Risk-Adjusted Performance

6 of 100

 
Weak
 
Strong
Modest
Compared to the overall equity markets, risk-adjusted returns on investments in Sealed Air are ranked lower than 6 (%) of all global equities and portfolios over the last 90 days. In spite of rather conflicting technical and fundamental indicators, Sealed Air may actually be approaching a critical reversion point that can send shares even higher in January 2025.
FEDEX P 405 

Risk-Adjusted Performance

0 of 100

 
Weak
 
Strong
Very Weak
Over the last 90 days FEDEX P 405 has generated negative risk-adjusted returns adding no value to investors with long positions. Despite somewhat strong basic indicators, FEDEX is not utilizing all of its potentials. The latest stock price disturbance, may contribute to short-term losses for the investors.
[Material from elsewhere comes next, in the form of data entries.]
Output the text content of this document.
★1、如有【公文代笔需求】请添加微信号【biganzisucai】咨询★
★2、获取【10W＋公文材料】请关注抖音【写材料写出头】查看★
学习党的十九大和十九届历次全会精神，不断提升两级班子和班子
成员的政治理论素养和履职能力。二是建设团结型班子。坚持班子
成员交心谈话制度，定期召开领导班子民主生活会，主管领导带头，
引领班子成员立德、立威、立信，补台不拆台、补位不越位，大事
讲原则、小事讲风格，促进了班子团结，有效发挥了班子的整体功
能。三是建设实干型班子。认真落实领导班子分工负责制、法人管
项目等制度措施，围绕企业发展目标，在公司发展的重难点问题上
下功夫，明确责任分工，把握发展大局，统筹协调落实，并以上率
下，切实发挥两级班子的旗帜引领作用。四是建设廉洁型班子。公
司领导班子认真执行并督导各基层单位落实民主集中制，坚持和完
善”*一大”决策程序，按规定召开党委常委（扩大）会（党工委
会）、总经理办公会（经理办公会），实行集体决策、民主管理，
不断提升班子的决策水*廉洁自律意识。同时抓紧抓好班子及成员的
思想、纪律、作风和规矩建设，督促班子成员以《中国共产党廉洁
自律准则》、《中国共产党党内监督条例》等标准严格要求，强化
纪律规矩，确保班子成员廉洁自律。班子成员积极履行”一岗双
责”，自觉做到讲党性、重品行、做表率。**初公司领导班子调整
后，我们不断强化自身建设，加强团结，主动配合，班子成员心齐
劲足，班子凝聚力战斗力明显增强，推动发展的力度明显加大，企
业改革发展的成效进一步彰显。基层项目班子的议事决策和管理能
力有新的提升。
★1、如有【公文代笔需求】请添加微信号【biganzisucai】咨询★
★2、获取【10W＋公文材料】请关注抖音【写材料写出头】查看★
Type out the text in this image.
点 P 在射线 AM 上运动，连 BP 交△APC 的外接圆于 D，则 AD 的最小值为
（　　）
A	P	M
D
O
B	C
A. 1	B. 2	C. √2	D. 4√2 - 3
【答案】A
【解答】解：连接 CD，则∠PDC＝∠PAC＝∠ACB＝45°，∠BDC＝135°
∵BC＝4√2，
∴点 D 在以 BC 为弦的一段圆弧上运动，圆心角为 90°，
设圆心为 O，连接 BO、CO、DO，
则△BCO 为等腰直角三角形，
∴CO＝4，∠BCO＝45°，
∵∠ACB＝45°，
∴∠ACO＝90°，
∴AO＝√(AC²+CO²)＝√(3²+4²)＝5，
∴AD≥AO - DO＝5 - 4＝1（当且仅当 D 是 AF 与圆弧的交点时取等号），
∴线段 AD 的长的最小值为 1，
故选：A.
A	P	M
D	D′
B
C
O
Sealed Air and FEDEX Volatility Contrast

   Predicted Return Density   
       Returns  

Pair Trading with Sealed Air and FEDEX

The main advantage of trading using opposite Sealed Air and FEDEX positions is that it hedges away some unsystematic risk. Because of two separate transactions, even if Sealed Air position performs unexpectedly, FEDEX can make up some of the losses. Pair trading also minimizes risk from directional movements in the market. For example, if an entire industry or sector drops because of unexpected headlines, the short position in FEDEX will offset losses from the drop in FEDEX's long position.
The idea behind Sealed Air and FEDEX P 405 pairs trading is to make the combined position market-neutral, meaning the overall market's direction will not affect its win or loss (or potential downside or upside). This can be achieved by designing a pairs trade with two highly correlated stocks or equities that operate in a similar space or sector, making it possible to obtain profits through simple and relatively low-risk investment.
Check out your portfolio center.
Note that this page's information should be used as a complementary analysis to find the right mix of equity instruments to add to your existing portfolios or create a brand new portfolio. You can also try the Price Exposure Probability module to analyze equity upside and downside potential for a given time horizon across multiple markets.